The Washington Post’s staff recently discussed all things food. Here are your questions answered.

  • The Washington Post
  • Wednesday, October 17, 2018 1:30am
  • Life

The Washington Post

The Washington Post staff took to the internet to answer readers’ questions about all things edible. Here are edited excerpts from that chat.

Q: If I drain a can of chickpeas, can I freeze the liquid (aquafaba) to use later in desserts?

A: Resident aquafaba expert Kristin Hartke says it should work fine.

Q: Why are some of my meatloaves crumbly while others slice perfectly? I realize that my “recipe” varies some each time, but which ingredient determines the outcome? My basic formula is 1 pound or so of ground beef (20 percent fat), 1 pound or so of ground pork, 1 envelope of onion soup mix, 2 or 3 eggs, ½ cup of ketchup and bread crumbs so the mix is not visibly wet. I bake it to an internal temperature of 160 degrees.

A: Here are a few that come to mind: A successful recipe typically calls for meats that aren’t too lean (20 percent is a bit low). The binder, in your case bread crumbs (fresh or dried?) is often mixed with milk or other liquid to make a panade/mush that helps retain moisture during cooking — especially if you are starting with dried bread crumbs. The ones that don’t have a bread crumb or oats binder often will use cooked vegetables instead. The mix needs to be very thoroughly combined.
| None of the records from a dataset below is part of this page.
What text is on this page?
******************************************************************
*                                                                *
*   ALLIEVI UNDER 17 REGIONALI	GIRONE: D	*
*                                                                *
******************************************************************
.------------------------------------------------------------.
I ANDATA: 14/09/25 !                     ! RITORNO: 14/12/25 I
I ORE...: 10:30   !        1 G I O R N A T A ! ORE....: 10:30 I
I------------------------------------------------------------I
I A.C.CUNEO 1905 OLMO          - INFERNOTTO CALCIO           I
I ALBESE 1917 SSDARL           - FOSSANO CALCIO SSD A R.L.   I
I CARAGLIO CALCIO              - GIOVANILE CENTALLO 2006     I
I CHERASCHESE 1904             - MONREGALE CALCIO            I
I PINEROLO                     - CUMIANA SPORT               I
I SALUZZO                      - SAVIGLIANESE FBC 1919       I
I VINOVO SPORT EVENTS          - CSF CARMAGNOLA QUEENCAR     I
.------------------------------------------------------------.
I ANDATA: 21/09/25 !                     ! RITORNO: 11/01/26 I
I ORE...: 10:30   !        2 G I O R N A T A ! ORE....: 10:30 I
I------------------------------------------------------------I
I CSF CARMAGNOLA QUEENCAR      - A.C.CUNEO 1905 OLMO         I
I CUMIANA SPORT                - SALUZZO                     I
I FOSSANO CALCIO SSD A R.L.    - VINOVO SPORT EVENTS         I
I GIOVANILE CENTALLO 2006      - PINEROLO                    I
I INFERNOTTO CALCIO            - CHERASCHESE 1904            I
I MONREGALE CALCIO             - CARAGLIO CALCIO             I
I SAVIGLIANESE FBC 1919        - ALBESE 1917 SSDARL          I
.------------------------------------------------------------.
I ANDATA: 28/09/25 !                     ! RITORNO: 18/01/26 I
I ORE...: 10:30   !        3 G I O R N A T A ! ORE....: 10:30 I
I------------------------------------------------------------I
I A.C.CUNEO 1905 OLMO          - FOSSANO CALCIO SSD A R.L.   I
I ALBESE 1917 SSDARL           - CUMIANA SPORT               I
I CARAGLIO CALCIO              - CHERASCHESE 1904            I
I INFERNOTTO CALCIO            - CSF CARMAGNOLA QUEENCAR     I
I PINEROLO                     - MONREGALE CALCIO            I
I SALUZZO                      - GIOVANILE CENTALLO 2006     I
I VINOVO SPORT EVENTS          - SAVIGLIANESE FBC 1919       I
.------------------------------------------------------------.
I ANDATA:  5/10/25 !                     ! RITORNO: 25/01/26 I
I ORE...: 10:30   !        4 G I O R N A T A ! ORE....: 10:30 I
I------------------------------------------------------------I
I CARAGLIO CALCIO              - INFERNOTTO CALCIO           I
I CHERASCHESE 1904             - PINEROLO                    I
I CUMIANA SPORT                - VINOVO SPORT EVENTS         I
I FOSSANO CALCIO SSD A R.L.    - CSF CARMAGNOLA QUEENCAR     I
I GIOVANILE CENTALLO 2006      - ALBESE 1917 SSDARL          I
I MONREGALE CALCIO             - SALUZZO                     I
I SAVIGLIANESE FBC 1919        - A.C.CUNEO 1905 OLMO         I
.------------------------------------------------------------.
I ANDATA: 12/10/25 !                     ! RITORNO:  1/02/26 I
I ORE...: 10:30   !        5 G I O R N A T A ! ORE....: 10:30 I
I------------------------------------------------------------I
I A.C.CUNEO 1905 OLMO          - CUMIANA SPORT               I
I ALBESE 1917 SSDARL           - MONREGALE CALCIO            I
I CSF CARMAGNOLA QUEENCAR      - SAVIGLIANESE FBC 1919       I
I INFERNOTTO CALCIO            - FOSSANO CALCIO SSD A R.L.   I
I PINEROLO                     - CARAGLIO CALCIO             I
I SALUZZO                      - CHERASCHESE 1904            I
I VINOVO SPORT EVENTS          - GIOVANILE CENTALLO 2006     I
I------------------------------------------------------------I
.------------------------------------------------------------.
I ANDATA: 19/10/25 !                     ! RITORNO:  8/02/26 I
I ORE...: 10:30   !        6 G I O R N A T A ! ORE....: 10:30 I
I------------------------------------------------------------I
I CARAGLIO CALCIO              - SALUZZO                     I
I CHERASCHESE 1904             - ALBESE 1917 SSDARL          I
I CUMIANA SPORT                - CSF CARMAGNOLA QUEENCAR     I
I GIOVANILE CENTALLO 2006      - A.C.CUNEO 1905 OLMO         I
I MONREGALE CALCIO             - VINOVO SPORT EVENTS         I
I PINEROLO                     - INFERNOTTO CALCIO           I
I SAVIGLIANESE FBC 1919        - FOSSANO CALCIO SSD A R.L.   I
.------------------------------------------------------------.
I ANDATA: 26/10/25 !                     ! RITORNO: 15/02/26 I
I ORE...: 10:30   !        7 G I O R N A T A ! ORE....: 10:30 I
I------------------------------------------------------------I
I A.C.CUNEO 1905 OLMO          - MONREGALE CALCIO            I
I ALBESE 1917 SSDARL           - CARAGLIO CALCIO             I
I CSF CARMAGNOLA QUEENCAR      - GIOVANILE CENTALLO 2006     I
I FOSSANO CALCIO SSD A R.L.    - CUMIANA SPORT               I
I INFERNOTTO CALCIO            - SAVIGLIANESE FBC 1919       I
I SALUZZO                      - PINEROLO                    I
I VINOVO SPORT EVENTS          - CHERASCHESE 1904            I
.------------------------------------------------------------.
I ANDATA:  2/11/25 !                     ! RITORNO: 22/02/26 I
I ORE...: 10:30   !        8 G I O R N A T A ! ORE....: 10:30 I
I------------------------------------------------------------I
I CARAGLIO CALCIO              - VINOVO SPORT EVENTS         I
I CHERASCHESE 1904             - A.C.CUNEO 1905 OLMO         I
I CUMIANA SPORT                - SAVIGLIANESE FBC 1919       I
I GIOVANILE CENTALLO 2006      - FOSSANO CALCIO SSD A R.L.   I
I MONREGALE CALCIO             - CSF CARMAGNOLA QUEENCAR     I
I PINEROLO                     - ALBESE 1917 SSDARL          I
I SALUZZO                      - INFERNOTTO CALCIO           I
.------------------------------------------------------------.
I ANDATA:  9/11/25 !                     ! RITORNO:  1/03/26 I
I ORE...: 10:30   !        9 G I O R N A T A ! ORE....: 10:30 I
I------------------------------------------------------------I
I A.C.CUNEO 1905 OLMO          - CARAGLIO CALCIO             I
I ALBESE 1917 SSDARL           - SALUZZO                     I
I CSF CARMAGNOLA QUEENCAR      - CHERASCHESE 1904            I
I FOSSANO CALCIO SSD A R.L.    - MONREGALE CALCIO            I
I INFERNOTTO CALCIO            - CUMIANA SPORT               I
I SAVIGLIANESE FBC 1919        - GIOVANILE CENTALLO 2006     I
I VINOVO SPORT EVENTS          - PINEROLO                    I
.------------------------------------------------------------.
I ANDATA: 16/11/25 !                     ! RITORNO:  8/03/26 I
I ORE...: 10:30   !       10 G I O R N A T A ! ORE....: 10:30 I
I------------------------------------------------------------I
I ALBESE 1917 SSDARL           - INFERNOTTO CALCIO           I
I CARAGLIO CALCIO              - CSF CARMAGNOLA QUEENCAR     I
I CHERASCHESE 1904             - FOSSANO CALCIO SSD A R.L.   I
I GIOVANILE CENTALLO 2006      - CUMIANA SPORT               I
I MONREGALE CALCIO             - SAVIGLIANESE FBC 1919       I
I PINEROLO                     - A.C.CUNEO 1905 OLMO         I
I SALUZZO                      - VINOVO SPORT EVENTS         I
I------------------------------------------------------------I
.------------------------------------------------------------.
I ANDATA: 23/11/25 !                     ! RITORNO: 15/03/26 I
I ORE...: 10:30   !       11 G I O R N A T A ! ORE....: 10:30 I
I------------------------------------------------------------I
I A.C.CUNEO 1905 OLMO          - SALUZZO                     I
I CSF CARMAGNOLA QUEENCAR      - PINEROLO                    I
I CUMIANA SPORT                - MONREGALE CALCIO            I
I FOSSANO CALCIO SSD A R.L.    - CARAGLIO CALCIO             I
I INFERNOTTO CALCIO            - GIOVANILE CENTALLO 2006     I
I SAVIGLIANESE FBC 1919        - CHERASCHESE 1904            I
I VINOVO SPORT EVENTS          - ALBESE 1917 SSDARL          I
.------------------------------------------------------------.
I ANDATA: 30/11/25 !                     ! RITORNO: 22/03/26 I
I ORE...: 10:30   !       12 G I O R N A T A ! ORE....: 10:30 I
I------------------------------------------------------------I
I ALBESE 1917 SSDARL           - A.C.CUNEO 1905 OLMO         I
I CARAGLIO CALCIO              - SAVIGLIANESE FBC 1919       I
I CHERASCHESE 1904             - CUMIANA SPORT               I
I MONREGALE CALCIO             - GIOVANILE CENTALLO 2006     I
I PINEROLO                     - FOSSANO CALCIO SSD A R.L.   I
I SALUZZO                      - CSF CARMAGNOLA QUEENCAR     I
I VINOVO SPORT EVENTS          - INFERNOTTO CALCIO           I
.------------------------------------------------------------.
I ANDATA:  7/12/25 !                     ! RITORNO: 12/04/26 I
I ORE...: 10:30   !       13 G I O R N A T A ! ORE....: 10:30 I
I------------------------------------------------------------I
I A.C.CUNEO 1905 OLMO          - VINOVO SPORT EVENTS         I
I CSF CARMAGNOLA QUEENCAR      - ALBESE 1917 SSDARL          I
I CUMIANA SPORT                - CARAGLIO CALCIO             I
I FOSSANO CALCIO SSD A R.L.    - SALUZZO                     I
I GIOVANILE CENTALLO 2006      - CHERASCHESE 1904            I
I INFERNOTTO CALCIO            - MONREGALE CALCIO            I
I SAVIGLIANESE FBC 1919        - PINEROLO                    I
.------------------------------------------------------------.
And I assume you give the meatloaf a brief respite before slicing; just like other meats, this rest allows juices to be redistributed. That said, I don’t mind a bit of crumble, and most often when I go to slice a crumbly meat loaf after it’s been refrigerated/chilled, it cuts neatly.

Q: My mother is coming to visit. I’m a vegetarian; she eats nothing but meatloaf and roasted pork anymore. She doesn’t like eggs as a main ingredient; she also hates grain-based foods. Do you have any dinner ideas?

A: I’m a big advocate of hummus for dinner. It is filling, it can be topped a lot of different ways, and even carnivores tend to love it. Also, in this situation, I often default to pasta. Who doesn’t love pasta?

Q: I’m looking for a meal that I can drop off at a friend’s home in the refrigerator for their return from a week at a family funeral. I was thinking an easily reheatable casserole/soup, prepped salad with a dressing on the side and a dessert. The salad and dessert aren’t too difficult, but I am not a casserole fan and am drawing a blank.

A: Personally, I’d be the happiest man on earth if someone slipped a thick, homemade lasagna into my refrigerator after a traumatic life event. The dish is comforting, it’s hearty and it reheats better after a day or two.

Q: Does how you say ketchup/catsup reveal anything about you?

A: My research indicates no. Only your snobbery around ketchup or lack thereof says anything about you.

Q: My problem with lasagna is the ricotta or cottage cheese. I don’t like the taste or texture. If I were to leave it out, how should I adjust a recipe to make up for any change in consistency?

A: Use a bechamel sauce (white sauce) instead.